Le navigateur et photographe roumain Cezar Gabriel Popescu essaie de partager ses expériences avec un public plus large que sa famille. Il publie, sur sa page Facebook, My Life at Sea, des photos et des réflexions personnelles sur sa routine quotidienne avec ses collègues à bord d'un pétrolier. Ce faisant, il espère montrer ce qu'est la vie à bord et donner aux gens une idée de la façon dont les marins gèrent les aspects physiques et émotionnels de leur travail. J'ai appelé Cezar alors qu'il naviguait près du Mexique afin de discuter de ce qu'il cherche à accomplir avec ses photos.

VICE : Bonjour, Cezar. Es-tu marin, photographe, ou les deux ?
Cezar Gabriel Popescu : Je navigue depuis 18 ans, et je travaille actuellement comme mécanicien senior sur notre navire. Mais même si je ne photographie que depuis sept ans, je me considère aussi bien comme un photographe que comme un marin. Heureusement pour moi, mes deux passions se complètent parfaitement.

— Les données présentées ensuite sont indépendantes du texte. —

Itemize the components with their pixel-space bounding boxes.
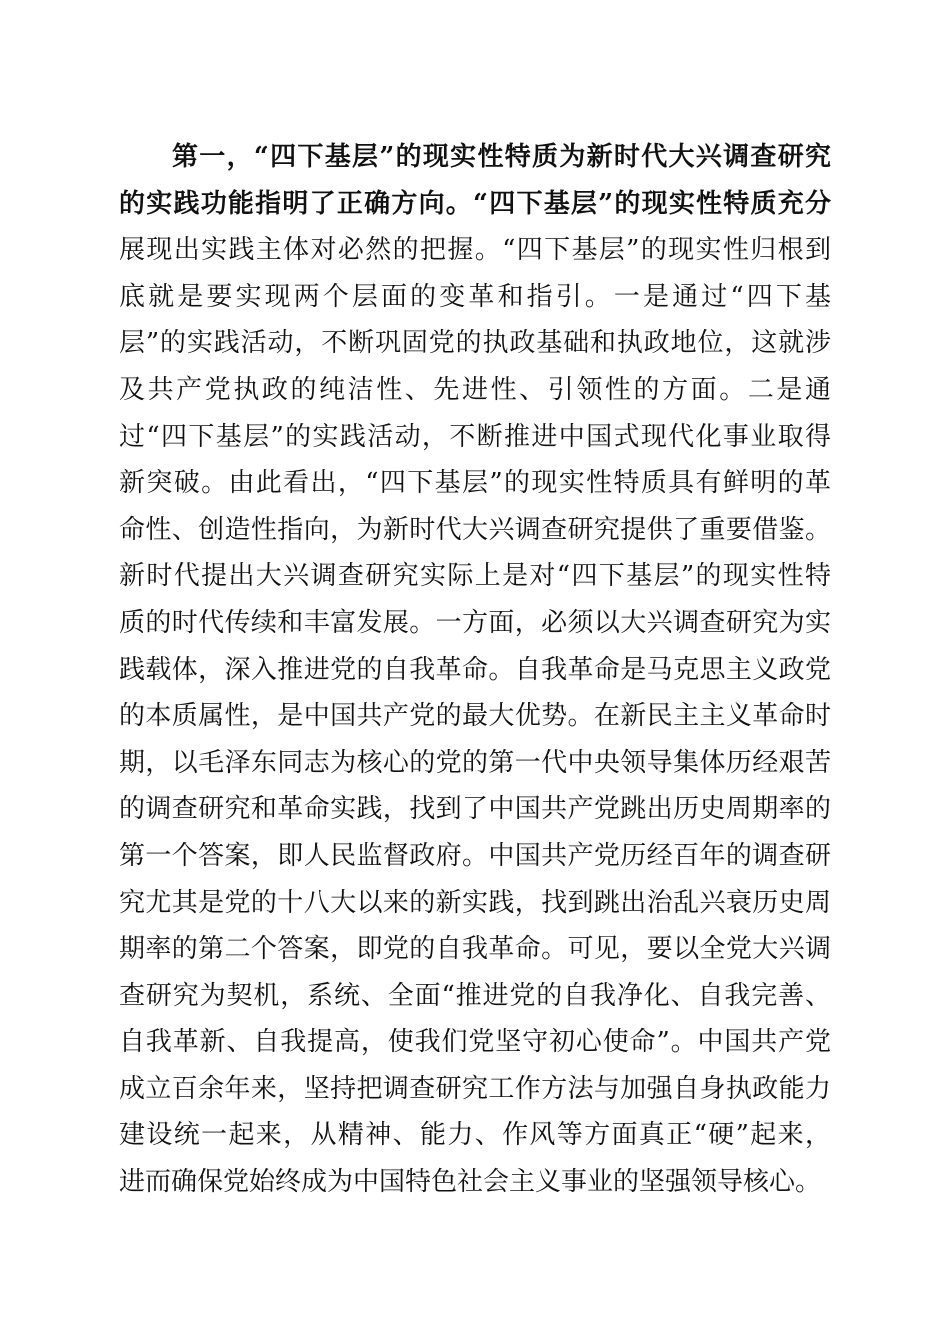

Cezar Gabriel Popescu (au centre) est mécanicien en chef à bord du navire.

Qu'est-ce qui t'as poussé à créer ta page Facebook ?
Quand je me suis lancé dans la photographie, je prenais surtout en photo les endroits que je visitais pendant les vacances – les levers de soleil, les couchers de soleil, ce genre de choses. Je n'avais jamais songé à photographier mes collègues ou notre quotidien, car je pensais que tout le monde s'en fichait. Puis j'ai remarqué qu'à chaque fois que je rentrais à la maison, mes proches me posaient toujours les mêmes questions – que se passe-t-il en cas de tempête, est-ce que j'ai vu des dauphins et, de manière générale, comment est-ce que j'occupe mes journées. La plupart des gens n'ont aucune idée de ce à quoi ressemble la vie en mer, alors j'ai décidé de recourir à la photographie pour leur montrer.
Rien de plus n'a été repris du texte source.